For this paper I have chosen to examine the movie Thelma and Louise. But rather than evaluating it from the standpoint of feminism and empowerment, which tend to be the conventional themes most critiques of the movie address, current paper considers the film in terms of the concepts of fate and moral relativity. First, it provides brief introductions to those two concepts and then applies them to the movie. In regards to fate, the paper considers how circumstances led two unassuming women trapped in a dull existence to become fugitives of the law and, in particular, their motivations for the decisions they make. Also, it ponders the question, “At what point did the women, whose lives had always seemingly been dictated by others, become in charge of their own fate?” As it relates to moral relativism, this essay examines its role in determining how the actions of the main characters should be perceived. In particular, do the ends justify the means? Do two wrongs make a right? Is there even a way to determine whether the decisions the women made can be properly judged as moral?

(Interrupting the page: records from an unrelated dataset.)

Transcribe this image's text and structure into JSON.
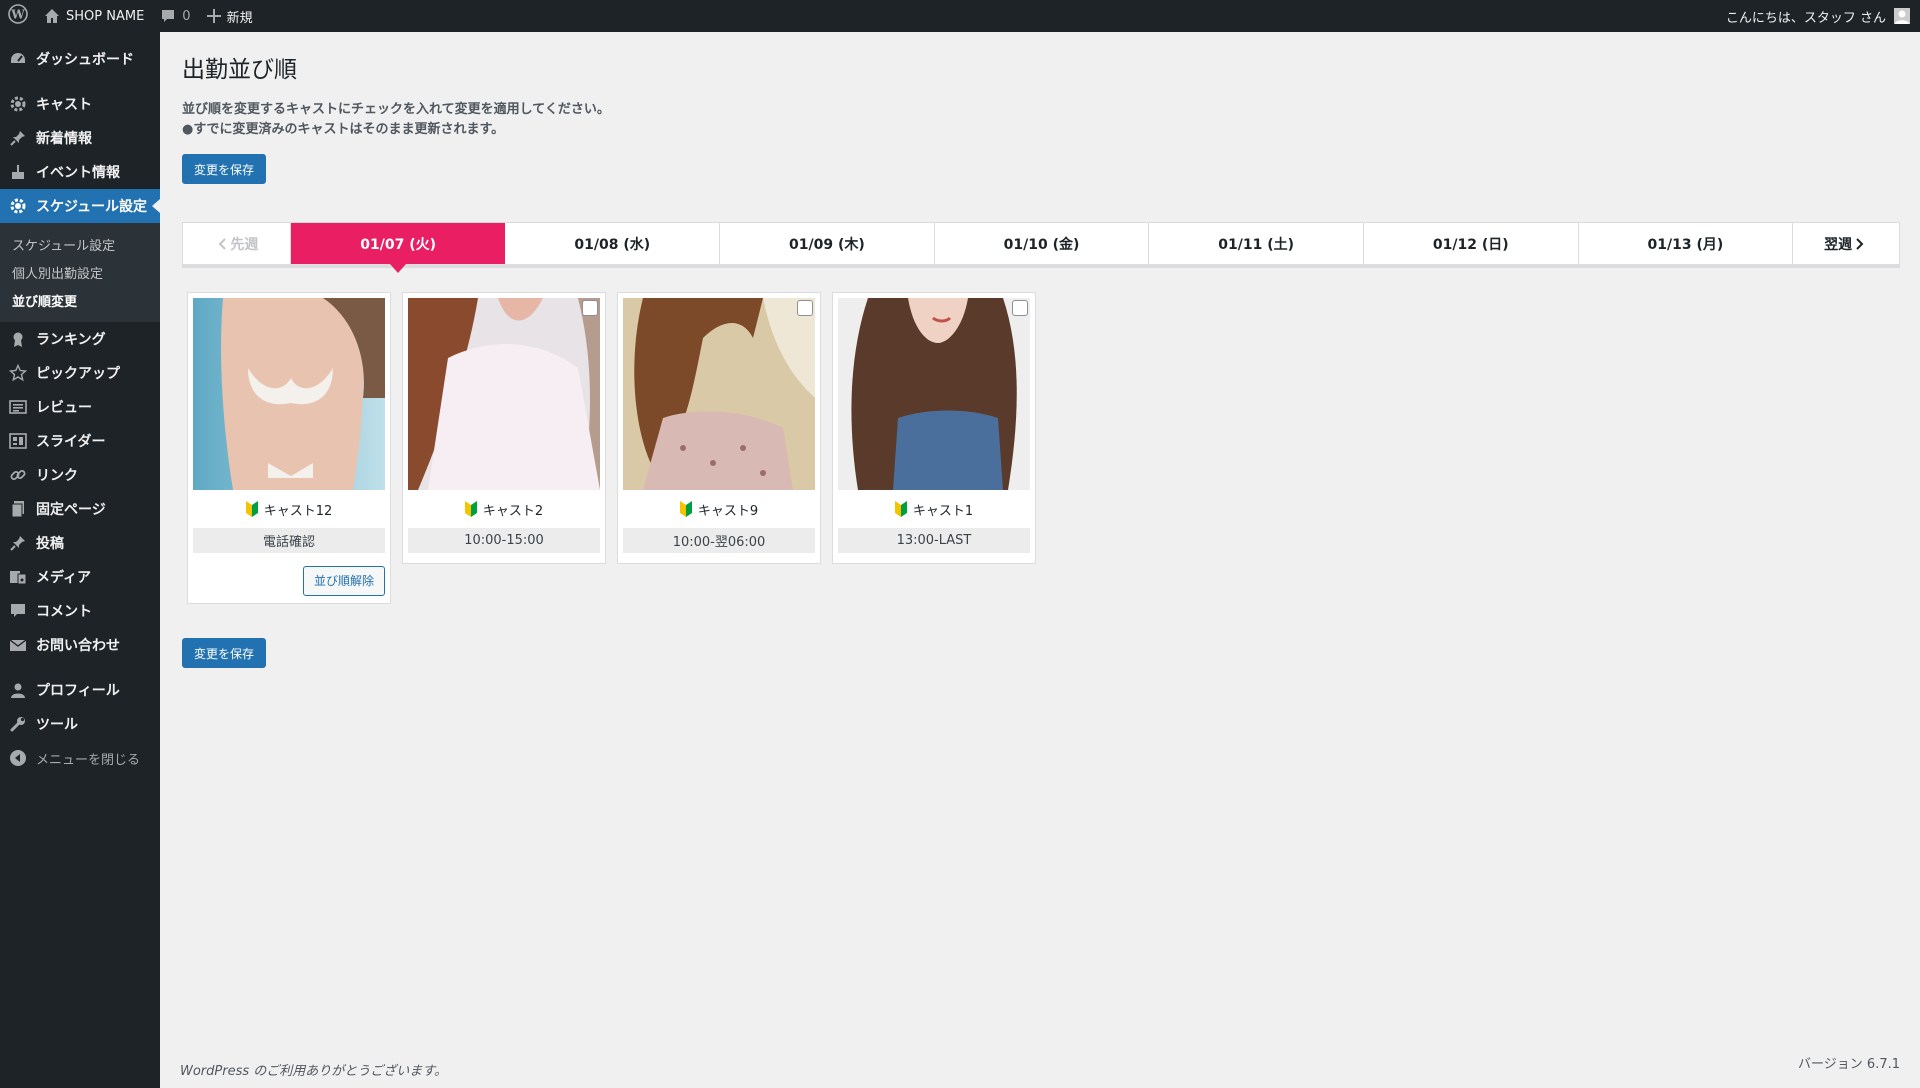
{
  "adminbar": {
    "site_name": "SHOP NAME",
    "comments_count": "0",
    "new_label": "新規",
    "greeting": "こんにちは、スタッフ さん"
  },
  "sidebar": {
    "items": [
      {
        "label": "ダッシュボード",
        "icon": "dashboard-icon"
      },
      {
        "label": "キャスト",
        "icon": "gear-icon"
      },
      {
        "label": "新着情報",
        "icon": "pin-icon"
      },
      {
        "label": "イベント情報",
        "icon": "cake-icon"
      },
      {
        "label": "スケジュール設定",
        "icon": "gear-icon"
      },
      {
        "label": "ランキング",
        "icon": "award-icon"
      },
      {
        "label": "ピックアップ",
        "icon": "star-icon"
      },
      {
        "label": "レビュー",
        "icon": "list-icon"
      },
      {
        "label": "スライダー",
        "icon": "slides-icon"
      },
      {
        "label": "リンク",
        "icon": "link-icon"
      },
      {
        "label": "固定ページ",
        "icon": "page-icon"
      },
      {
        "label": "投稿",
        "icon": "pin-icon"
      },
      {
        "label": "メディア",
        "icon": "media-icon"
      },
      {
        "label": "コメント",
        "icon": "comment-icon"
      },
      {
        "label": "お問い合わせ",
        "icon": "mail-icon"
      },
      {
        "label": "プロフィール",
        "icon": "user-icon"
      },
      {
        "label": "ツール",
        "icon": "wrench-icon"
      }
    ],
    "submenu": [
      "スケジュール設定",
      "個人別出勤設定",
      "並び順変更"
    ],
    "collapse_label": "メニューを閉じる"
  },
  "page": {
    "title": "出勤並び順",
    "desc_line1": "並び順を変更するキャストにチェックを入れて変更を適用してください。",
    "desc_line2": "●すでに変更済みのキャストはそのまま更新されます。",
    "save_label": "変更を保存"
  },
  "tabs": {
    "prev_label": "先週",
    "days": [
      "01/07 (火)",
      "01/08 (水)",
      "01/09 (木)",
      "01/10 (金)",
      "01/11 (土)",
      "01/12 (日)",
      "01/13 (月)"
    ],
    "active_index": 0,
    "next_label": "翌週"
  },
  "casts": [
    {
      "name": "キャスト12",
      "time": "電話確認",
      "locked": true
    },
    {
      "name": "キャスト2",
      "time": "10:00-15:00",
      "locked": false
    },
    {
      "name": "キャスト9",
      "time": "10:00-翌06:00",
      "locked": false
    },
    {
      "name": "キャスト1",
      "time": "13:00-LAST",
      "locked": false
    }
  ],
  "unlock_label": "並び順解除",
  "footer": {
    "thanks": "WordPress のご利用ありがとうございます。",
    "version": "バージョン 6.7.1"
  },
  "colors": {
    "accent": "#2271b1",
    "active_tab": "#e91e63",
    "sidebar_bg": "#1d2327"
  }
}
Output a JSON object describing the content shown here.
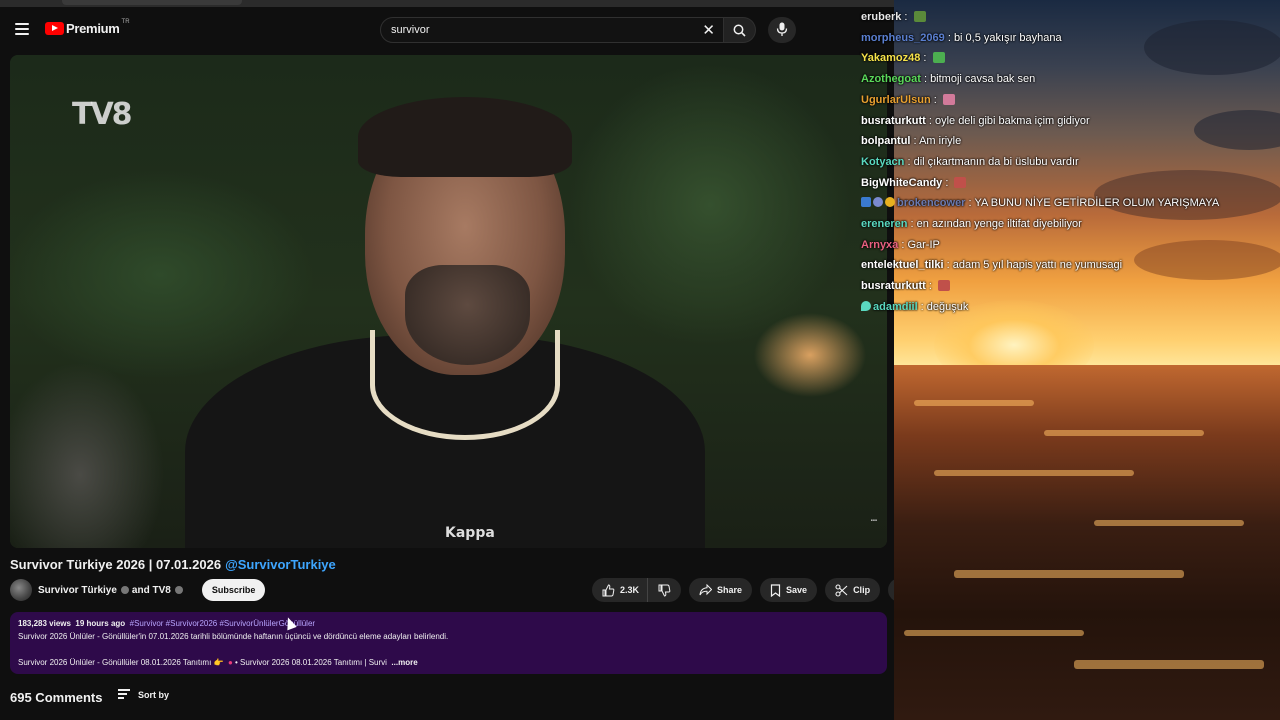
{
  "masthead": {
    "menu_icon": "hamburger-menu-icon",
    "logo_text": "Premium",
    "logo_region": "TR",
    "search_value": "survivor",
    "search_clear_icon": "close-icon",
    "search_icon": "search-icon",
    "mic_icon": "microphone-icon"
  },
  "player": {
    "watermark": "TV8",
    "shirt_logo": "Kappa"
  },
  "video": {
    "title": "Survivor Türkiye 2026 | 07.01.2026",
    "title_handle": "@SurvivorTurkiye",
    "channel": "Survivor Türkiye",
    "channel_and": "and TV8",
    "subscribe_label": "Subscribe",
    "likes": "2.3K",
    "share_label": "Share",
    "save_label": "Save",
    "clip_label": "Clip"
  },
  "description": {
    "views": "183,283 views",
    "age": "19 hours ago",
    "tags": "#Survivor #Survivor2026 #SurvivorÜnlülerGönüllüler",
    "line2": "Survivor 2026 Ünlüler - Gönüllüler'in 07.01.2026 tarihli bölümünde haftanın üçüncü ve dördüncü eleme adayları belirlendi.",
    "line3a": "Survivor 2026 Ünlüler - Gönüllüler 08.01.2026 Tanıtımı 👉",
    "line3b": "• Survivor 2026 08.01.2026 Tanıtımı | Survi",
    "more_label": "...more"
  },
  "comments": {
    "count_label": "695 Comments",
    "sort_label": "Sort by"
  },
  "chat": [
    {
      "user": "eruberk",
      "color": "#e8e8e8",
      "text": "",
      "emote": "#5a8a3a"
    },
    {
      "user": "morpheus_2069",
      "color": "#5a7fd0",
      "text": "bi 0,5 yakışır bayhana"
    },
    {
      "user": "Yakamoz48",
      "color": "#f7e34a",
      "text": "",
      "emote": "#4caf50"
    },
    {
      "user": "Azothegoat",
      "color": "#5ad95a",
      "text": "bitmoji cavsa bak sen"
    },
    {
      "user": "UgurlarUlsun",
      "color": "#e8a030",
      "text": "",
      "emote": "#d27a9a"
    },
    {
      "user": "busraturkutt",
      "color": "#ffffff",
      "text": "oyle deli gibi bakma içim gidiyor"
    },
    {
      "user": "bolpantul",
      "color": "#ffffff",
      "text": "Am iriyle"
    },
    {
      "user": "Kotyacn",
      "color": "#5ad9c0",
      "text": "dil çıkartmanın da bi üslubu vardır"
    },
    {
      "user": "BigWhiteCandy",
      "color": "#ffffff",
      "text": "",
      "emote": "#c0504a"
    },
    {
      "user": "brokencower",
      "color": "#6a7ab0",
      "text": "YA BUNU NİYE GETİRDİLER OLUM YARIŞMAYA",
      "badges": true
    },
    {
      "user": "ereneren",
      "color": "#5ad9c0",
      "text": "en azından yenge iltifat diyebiliyor"
    },
    {
      "user": "Arnyxa",
      "color": "#e86080",
      "text": "Gar-IP"
    },
    {
      "user": "entelektuel_tilki",
      "color": "#ffffff",
      "text": "adam 5 yıl hapis yattı ne yumusagi"
    },
    {
      "user": "busraturkutt",
      "color": "#ffffff",
      "text": "",
      "emote": "#c0504a"
    },
    {
      "user": "adamdiil",
      "color": "#5ad9c0",
      "text": "değuşuk",
      "heart": true
    }
  ]
}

When critiquing the 1991 film Thelma and Louise, it is typical for the writer to evaluate it based on issues related to feminism and empowerment (according to those who view the film favorably) or as a male bashing “chick flick” that seeks to bring out all of the worst stereotypes that characterize men (as it is perceived by people who disliked it). However, I have chosen to go against the stereotypes and discuss the movie based on the philosophical concepts of fate and moral relativism. This, in my view, is what broadens horizons and leads to intellectual discourse.  By finding new ways to assess a film, it allows the viewer to think about it and enjoy it from a perspective that he/ she may not have previously considered. Thus, this is how I intended to examine Thelma and Louise.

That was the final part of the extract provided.